A system is only as strong as its weakest layer, so because the TVL (total value locked) of Ethereum is too high to easily attack, individual protocols became much easier targets, leading to the many hacks that have occurred over the past few years. Therefore, applications and middleware have had to focus on security, which diverts the potential for innovation and capital. Simultaneously, protocols that are not EVM-compatible cannot benefit from the Ethereum network’s benefits. Therefore, the bridge that has been built between these two systems through the innovation of EigenLayer has enabled people to work together creatively rather than merely protecting existing systems. 

Summary

In the last decade, people are increasingly waking up to the idea that they do not want to be cogs in a capitalist machine. Rather, innovators who are specialized in domains rather than tasks, and empowered through doing this work. With the emergence of Web3 and blockchain technology, there is now more and more choice in security networks, investment opportunities, and projects to collaborate with or even found. Therefore, our world is calling for the sort of freedom of innovation, coupled with trust, that EigenLayer is providing through its emergent technology. Organizations have also had to become both more transparent as well as more optimal employers, making autonomous employment, whether in task or location, and therefore raising the bar for the future of work. 

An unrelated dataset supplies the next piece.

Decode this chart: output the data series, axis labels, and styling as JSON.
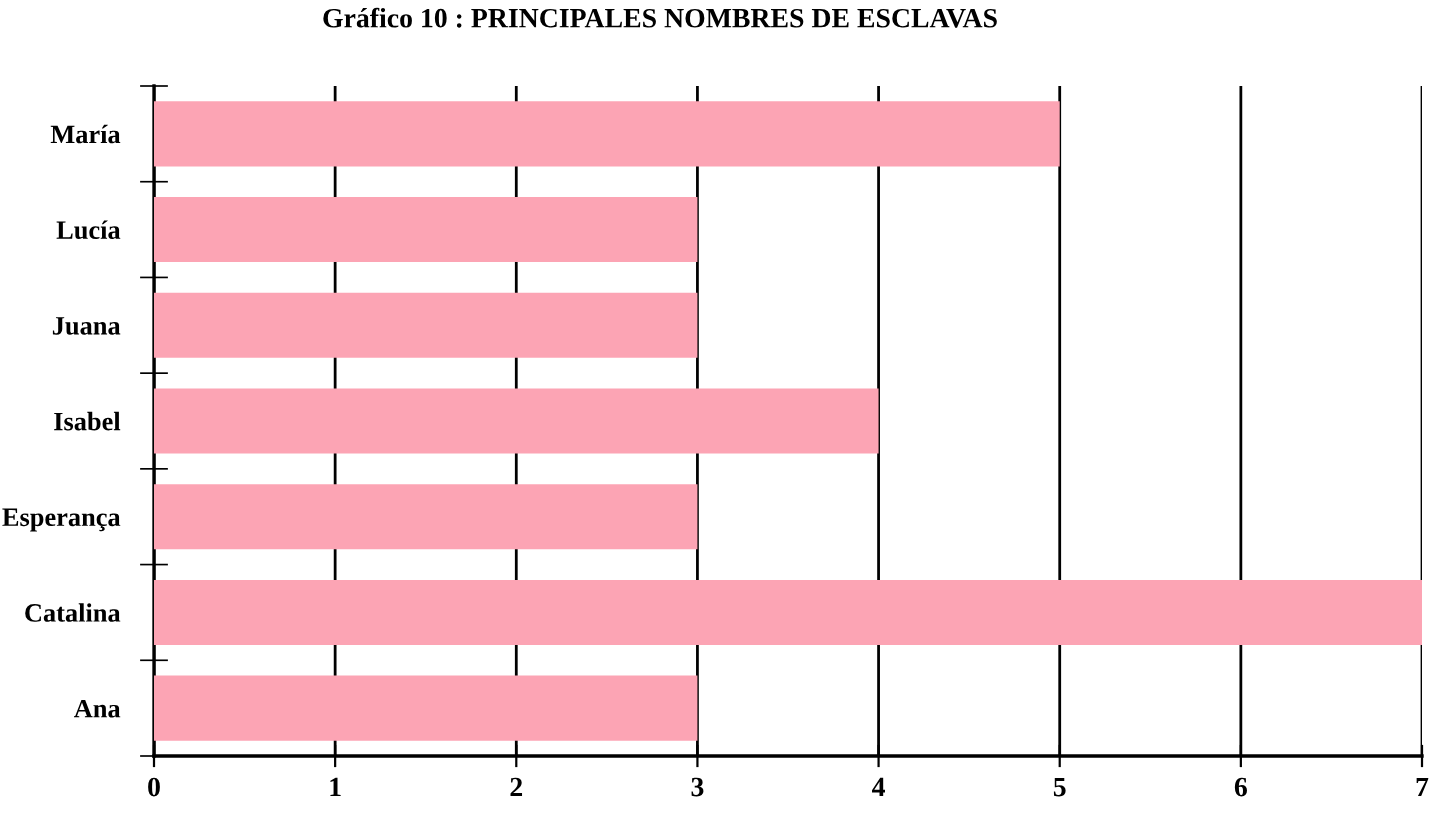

EigenLayer allows validators to choose which apps they participate in, simultaneously solving security, data, and slow or decreased innovation issues. Essentially, this marketplace for decentralized trust overcomes the obstacle of fractured trust on the Ethereum blockchain. It is an innovative means by which to stake both on the Ethereum blockchain as well other dApps, using a single collateral and securing multiple layers of trust. 

With the application of EigenLayer, it is not only that a connection has been made between previously incompatible systems, but that humans are now given the choice and opportunity to simultaneously be involved in separate and distinct networks. Perhaps this marriage of trust (ie Ethereum’s network) and decentralized innovation (dApps and middleware) is EigenLayer’s most valuable function, as it provides for the flourishing of human creativity. Thereby, making a considerable step forward for the future of how we imagine, engage with, and accept what our relationship with work should be like. 

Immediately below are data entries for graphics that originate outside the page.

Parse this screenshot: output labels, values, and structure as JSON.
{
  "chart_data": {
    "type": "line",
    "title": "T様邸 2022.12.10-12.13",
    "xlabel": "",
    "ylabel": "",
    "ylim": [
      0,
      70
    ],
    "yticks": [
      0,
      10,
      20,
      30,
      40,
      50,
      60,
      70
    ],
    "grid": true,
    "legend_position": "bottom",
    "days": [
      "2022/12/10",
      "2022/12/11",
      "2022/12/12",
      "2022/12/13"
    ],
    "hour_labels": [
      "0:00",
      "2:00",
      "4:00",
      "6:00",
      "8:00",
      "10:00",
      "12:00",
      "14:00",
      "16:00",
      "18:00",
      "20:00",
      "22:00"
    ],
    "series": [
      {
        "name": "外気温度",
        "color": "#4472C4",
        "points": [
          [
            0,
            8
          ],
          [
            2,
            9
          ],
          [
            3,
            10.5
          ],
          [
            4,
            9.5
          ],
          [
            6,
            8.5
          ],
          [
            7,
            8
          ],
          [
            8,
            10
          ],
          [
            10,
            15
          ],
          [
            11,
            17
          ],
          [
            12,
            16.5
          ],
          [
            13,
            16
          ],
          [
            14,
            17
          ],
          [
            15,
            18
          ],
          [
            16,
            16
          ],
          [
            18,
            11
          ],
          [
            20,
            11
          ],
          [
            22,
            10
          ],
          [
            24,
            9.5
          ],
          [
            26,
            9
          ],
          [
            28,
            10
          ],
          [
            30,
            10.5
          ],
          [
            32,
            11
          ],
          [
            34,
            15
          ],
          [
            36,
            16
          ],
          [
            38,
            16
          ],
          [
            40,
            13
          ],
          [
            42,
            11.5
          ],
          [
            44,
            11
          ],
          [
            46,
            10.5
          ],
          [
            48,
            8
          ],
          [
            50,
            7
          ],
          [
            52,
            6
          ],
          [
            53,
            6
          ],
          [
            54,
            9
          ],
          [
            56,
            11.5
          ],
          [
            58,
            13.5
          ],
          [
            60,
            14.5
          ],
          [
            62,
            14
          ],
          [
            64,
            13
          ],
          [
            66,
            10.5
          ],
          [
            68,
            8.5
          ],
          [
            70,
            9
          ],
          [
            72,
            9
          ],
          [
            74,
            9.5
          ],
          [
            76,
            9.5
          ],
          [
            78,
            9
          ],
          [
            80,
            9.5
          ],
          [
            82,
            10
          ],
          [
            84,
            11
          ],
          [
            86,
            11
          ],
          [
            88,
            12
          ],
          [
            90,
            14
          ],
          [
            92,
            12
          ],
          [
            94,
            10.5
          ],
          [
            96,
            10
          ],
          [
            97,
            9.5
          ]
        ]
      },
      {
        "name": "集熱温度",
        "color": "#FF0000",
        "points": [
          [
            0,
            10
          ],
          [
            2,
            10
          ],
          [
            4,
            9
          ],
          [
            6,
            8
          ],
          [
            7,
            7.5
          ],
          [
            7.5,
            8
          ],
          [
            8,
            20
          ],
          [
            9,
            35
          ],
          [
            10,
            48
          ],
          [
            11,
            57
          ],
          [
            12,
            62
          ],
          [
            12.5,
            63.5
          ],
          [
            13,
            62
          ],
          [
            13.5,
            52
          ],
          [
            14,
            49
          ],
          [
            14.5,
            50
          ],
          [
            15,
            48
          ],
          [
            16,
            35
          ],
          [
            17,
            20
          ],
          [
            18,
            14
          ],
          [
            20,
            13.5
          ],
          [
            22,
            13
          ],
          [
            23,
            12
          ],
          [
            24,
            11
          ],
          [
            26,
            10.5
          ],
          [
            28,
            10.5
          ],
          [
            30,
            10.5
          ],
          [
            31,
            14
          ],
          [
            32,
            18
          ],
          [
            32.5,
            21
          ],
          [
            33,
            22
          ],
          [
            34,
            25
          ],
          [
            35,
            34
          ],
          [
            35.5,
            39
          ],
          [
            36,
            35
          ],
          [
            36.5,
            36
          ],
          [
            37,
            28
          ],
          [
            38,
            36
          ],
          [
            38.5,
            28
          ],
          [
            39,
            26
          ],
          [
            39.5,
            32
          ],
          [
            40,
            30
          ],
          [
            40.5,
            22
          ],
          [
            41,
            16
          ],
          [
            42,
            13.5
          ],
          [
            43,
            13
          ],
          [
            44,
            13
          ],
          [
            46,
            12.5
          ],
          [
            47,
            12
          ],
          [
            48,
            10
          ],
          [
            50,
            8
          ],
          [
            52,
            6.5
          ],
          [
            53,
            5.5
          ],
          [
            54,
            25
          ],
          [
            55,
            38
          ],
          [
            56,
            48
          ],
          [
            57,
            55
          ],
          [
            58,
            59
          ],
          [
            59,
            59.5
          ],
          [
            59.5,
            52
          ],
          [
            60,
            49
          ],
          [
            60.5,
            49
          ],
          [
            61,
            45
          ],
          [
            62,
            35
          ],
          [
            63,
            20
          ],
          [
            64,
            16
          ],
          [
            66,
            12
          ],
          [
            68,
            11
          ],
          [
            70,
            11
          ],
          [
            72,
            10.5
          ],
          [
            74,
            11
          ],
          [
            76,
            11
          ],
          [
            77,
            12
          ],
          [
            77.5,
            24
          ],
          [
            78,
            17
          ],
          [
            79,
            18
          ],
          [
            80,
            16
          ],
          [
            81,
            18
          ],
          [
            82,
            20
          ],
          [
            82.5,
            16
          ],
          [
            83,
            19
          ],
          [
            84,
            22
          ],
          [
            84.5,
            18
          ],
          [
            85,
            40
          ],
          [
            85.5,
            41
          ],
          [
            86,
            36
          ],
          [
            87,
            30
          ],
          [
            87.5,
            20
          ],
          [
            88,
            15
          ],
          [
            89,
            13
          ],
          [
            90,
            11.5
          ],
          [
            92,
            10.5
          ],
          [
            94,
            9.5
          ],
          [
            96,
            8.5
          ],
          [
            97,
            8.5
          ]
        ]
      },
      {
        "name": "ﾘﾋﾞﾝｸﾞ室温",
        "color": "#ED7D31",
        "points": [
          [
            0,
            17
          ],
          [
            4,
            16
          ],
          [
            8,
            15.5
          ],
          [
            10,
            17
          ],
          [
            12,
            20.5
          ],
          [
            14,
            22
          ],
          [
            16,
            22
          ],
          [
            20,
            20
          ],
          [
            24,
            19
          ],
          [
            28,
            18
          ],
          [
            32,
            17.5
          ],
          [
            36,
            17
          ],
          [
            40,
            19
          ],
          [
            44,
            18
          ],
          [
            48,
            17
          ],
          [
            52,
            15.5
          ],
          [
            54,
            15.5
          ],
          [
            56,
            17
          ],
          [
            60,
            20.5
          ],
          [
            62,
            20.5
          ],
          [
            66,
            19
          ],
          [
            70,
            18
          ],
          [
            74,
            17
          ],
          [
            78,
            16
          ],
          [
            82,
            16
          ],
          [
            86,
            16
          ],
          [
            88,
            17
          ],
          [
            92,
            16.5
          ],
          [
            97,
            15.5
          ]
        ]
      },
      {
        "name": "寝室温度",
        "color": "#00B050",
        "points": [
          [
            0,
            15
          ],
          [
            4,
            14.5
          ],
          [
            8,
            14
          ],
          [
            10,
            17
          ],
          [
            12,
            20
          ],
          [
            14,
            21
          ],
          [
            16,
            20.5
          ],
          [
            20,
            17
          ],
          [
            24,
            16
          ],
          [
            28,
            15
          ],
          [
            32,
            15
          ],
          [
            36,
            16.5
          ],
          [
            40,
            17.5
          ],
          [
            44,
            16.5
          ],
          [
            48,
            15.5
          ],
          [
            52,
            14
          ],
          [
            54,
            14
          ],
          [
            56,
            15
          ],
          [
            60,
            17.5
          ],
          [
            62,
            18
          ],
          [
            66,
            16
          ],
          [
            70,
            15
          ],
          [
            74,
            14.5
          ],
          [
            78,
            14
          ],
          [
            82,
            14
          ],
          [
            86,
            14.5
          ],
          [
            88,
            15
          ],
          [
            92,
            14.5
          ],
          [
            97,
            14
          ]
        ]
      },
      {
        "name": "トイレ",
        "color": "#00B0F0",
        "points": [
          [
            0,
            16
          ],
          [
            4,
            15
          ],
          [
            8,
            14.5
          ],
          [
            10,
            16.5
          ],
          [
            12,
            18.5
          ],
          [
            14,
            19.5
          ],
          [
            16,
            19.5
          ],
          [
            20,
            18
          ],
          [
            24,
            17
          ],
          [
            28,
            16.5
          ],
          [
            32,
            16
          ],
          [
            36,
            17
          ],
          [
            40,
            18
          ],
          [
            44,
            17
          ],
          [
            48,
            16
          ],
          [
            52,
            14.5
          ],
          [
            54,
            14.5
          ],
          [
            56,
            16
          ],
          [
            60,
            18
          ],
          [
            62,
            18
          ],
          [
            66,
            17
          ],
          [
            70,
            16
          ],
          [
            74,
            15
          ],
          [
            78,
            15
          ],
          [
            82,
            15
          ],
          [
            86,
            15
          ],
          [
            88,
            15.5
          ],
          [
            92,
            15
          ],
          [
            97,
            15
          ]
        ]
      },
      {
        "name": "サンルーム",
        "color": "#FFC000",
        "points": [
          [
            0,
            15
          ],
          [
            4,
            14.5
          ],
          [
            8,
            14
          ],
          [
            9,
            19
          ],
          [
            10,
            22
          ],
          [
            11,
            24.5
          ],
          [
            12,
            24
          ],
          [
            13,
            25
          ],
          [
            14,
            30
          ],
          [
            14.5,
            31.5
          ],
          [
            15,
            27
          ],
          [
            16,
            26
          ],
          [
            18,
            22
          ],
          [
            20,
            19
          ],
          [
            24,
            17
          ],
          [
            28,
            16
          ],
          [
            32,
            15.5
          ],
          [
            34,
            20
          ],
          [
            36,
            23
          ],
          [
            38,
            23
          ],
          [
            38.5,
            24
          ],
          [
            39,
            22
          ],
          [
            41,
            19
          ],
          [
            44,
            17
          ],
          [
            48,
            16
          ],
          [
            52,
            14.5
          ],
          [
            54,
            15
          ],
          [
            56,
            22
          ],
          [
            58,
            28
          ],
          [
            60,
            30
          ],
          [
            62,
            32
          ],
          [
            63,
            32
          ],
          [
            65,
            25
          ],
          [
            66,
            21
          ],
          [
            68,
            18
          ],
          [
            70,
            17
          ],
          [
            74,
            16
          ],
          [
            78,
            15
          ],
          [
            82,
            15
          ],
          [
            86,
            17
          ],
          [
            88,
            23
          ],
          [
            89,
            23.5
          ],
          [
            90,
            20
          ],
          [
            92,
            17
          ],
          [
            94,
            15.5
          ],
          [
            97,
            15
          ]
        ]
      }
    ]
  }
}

EigenLayer and other blockchain protocols are, inherently, human systems. Ideally they are ones in which banal tasks are automated. Automation of such tasks, in combination with leveraging the trust network that already exists within the Ethereum blockchain, will further enable the flow of capital, trust, and innovation between dApps, middleware services, and Ethereum. The two mechanisms which make this possible are pooled security and free-market governance. In turn, with more protocols using EVM’s security, supported by this strong base, a higher rate of development will occur.

This article sought to illustrate the potential for Eigenlayer to develop in relation to AI as an additional driver of work opportunities, in so far as AI enables the capacity to select and curate databases, build models, and apply these to specific use cases. Existing AI and data services that make use of EigenLayer can also be employed to increase efficiency and innovation. This technology demonstrates a meaningful shift in the ways in which humans work in and with technology as well as one another, for EignenLayer is not only about staking and security, but most importantly, about increasing human creative potential.